Yaşadığımız bir sıkıntıdan sonra zorlanarak bir çözüme kavuşunca bazı tecrübeler elde ederiz ama ardında da “eğer dünyaya bir daha gelsem bu konuda şöyle değil de böyle davranırım” diyenimiz çoktur. Ama bu sözün uygulaması yoktur. Çünkü insan dünyaya bir defa gelecek, Yüce Allah’ın takdiri gereği imtihan edilecek, niyet ve davranışlarından hesaba çekilmek üzere ahiret yurdunda yeniden diriltilecektir. Öyleyse insan dünya hayatını ve verilen ömür sermayesini olabildiğince doğru ve verimli kullanmak zorundadır.
Mademki dünya hayatını doğru ve verimli kullanmak gerekiyor. O zaman geçmişten dersler alınarak bu konuda daha az hata yapılabilir. Büyükler onun içindir ki “dünyaya bir daha gelmektense büyük sözü dinle” demişler.
Gerçekten de atalarımız neredeyse bize söylenecek söz bırakmamışlar. Söyledikleri sözler büyük bir birikim ve tecrübeye dayanmaktadır. Eğer istifade edebilirsek ve onların sözlerini kulağımıza küpe edersek, kazançlı çıkacak olan gene bizler olacağız.
Bu makaleyi yazmama sebep, Meclis Başkanımız Sayın Cemil Çiçek’in yaptığı açıklamada kullandığı bir cümledir.
Terörü önlemek konusunda ciddi sayılabilecek bazı şeylerden bahsediyor. Milli bir mutabakattan bahsediyor. Bugüne kadar sözde müttefiklerle yapılan çalışmalardan bir netice alınmadığından ve bu işi kendi içimizde halletmemiz gerektiği hakkında sözler sarf ediyor. 11 maddeden oluşan bir de milli mutabakat metninden söz ediyor.

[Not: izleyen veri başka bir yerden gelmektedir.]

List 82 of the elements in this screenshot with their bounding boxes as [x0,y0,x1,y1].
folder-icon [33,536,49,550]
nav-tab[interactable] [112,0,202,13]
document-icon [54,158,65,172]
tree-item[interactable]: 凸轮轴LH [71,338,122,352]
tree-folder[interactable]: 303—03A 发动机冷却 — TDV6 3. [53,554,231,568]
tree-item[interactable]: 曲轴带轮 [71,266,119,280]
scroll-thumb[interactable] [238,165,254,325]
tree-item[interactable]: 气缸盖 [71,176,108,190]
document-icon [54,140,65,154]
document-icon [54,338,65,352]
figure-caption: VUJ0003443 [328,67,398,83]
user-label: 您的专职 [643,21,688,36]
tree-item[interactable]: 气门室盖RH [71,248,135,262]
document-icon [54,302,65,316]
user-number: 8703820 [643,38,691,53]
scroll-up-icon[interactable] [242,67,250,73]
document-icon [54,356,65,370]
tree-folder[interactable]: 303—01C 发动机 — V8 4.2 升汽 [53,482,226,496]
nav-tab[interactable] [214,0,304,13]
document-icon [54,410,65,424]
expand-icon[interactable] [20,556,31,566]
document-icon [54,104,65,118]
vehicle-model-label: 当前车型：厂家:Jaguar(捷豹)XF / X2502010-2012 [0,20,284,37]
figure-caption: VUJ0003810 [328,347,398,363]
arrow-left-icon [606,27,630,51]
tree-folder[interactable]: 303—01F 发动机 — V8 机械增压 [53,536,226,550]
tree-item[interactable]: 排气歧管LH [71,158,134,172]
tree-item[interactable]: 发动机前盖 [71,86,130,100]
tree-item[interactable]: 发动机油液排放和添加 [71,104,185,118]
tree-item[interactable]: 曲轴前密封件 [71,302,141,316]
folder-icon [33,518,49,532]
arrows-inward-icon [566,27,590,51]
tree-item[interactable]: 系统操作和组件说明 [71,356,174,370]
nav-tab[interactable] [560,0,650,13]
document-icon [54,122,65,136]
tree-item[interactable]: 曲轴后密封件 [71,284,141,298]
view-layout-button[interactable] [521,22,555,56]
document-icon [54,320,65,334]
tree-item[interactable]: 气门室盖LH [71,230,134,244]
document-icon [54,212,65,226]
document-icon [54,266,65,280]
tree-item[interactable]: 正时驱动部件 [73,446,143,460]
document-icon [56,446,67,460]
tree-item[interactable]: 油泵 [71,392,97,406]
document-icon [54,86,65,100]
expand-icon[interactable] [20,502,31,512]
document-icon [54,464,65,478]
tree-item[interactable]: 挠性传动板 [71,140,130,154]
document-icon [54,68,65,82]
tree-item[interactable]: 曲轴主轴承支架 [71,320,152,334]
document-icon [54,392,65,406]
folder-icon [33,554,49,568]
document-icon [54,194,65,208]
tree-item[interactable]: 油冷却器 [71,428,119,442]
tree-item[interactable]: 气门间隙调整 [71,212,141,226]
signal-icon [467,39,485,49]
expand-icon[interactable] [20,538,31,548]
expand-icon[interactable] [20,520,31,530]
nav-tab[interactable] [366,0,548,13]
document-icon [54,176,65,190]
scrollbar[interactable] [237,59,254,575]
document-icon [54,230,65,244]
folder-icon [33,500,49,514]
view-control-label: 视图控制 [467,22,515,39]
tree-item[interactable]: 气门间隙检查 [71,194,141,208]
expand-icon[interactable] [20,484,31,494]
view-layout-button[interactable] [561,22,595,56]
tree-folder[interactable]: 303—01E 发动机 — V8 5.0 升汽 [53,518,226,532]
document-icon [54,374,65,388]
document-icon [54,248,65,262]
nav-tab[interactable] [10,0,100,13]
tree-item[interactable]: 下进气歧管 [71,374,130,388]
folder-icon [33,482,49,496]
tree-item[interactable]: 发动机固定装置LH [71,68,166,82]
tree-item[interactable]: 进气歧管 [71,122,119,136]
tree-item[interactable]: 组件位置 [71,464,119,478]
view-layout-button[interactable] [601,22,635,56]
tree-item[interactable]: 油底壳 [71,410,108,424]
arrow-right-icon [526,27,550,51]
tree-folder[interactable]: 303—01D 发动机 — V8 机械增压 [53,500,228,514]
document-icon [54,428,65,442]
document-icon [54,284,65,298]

Ben bahsedilen mutabakat metninden çok değindiği bir noktaya dikkat çekmek istiyorum.
Sayın Çiçek “Bu işi biz kendimiz çözeceğiz bu görüldü. Bu mücadeleyi tek başımıza yapmak zorundayız. Terör uluslararası politikanın parçası olarak da kullanılır. Bize en fazla destek verdiğini söyleyenler bile dediklerinin 10’da birini yapmadılar. Mekanizmalar filan kuruldu bunlardan bir şey çıkmadı.” diyor.
Bu ifade doğru olmasına doğru ama Sayın Çiçek bu konuda senelerdir kaybettiğiniz zamanın hesabını nasıl vereceksiniz? Şimdi yanlış ve sonuçsuz gördüğünüz ve bu konuda heba ettiğiniz şeylerin vebalinden nasıl kurtulacaksınız? Devlet işi yazboz tahtası değil ki…
Hâlbuki siz de sözde müttefik, sahte batılı dostlarınızı değil de sizden önceki atalarınızın sözlerini dinlemiş olsaydınız. Bu yanlışa düşmezdiniz. Ben size bu konuda Atamızın, Mutafa Kemal Atatürk’ün bir sözünü hatırlatayım. Hem de şimdi başkanı olduğunuz Türkiye Büyük Millet Meclisinde yaptığı bir konuşmayı hatırlatayım.
Kendi iç ve dış meselelerimizi çözmek için başkalarından medet umar vaziyete düşmememiz için Atatürk’ün 6 Mart 1922’de Türkiye Büyük Millet Meclisi’nde yaptığı konuşmasının bir bölümünde ecnebilerin nasihat ve planlarıyla asla ve asla bir yere varılamayacağını şu ifadelerle dile getirmişti;
“Artık vaziyeti düzeltmek için mutlaka Avrupa’dan nasihat almak, bütün işleri Avrupa’nın emellerine göre yapmak, bütün dersleri Avrupa’dan almak gibi bir takım zihniyetler belirdi. Hâlbuki hangi istiklal vardır ki ecnebilerin nasihatleriyle, ecnebilerin planlarıyla yükselebilsin? Tarih, böyle bir hadiseyi kaydetmemiştir.”
Sayın Cemil Çiçek ve dâhil olduğu iktidar sahipleri, Atalarının sözünü dinlemek dururken ne yaptılar? Tarihin kaydetmediği bir işe kalkışarak, ecnebilerin nasihat ve talimatlarıyla devlete ve millete çok şeyler kaybettirdiler.
Zararın neresinden dönerseniz kârdır. Umuyoruz ki milli mutabakat fikrinizde samimi olur, kendi değerlerimiz çerçevesinde milli çözümler üretir, milletimizin birik, beraberlik, kudret ve şecaatine kavuşmasını temin edersiniz.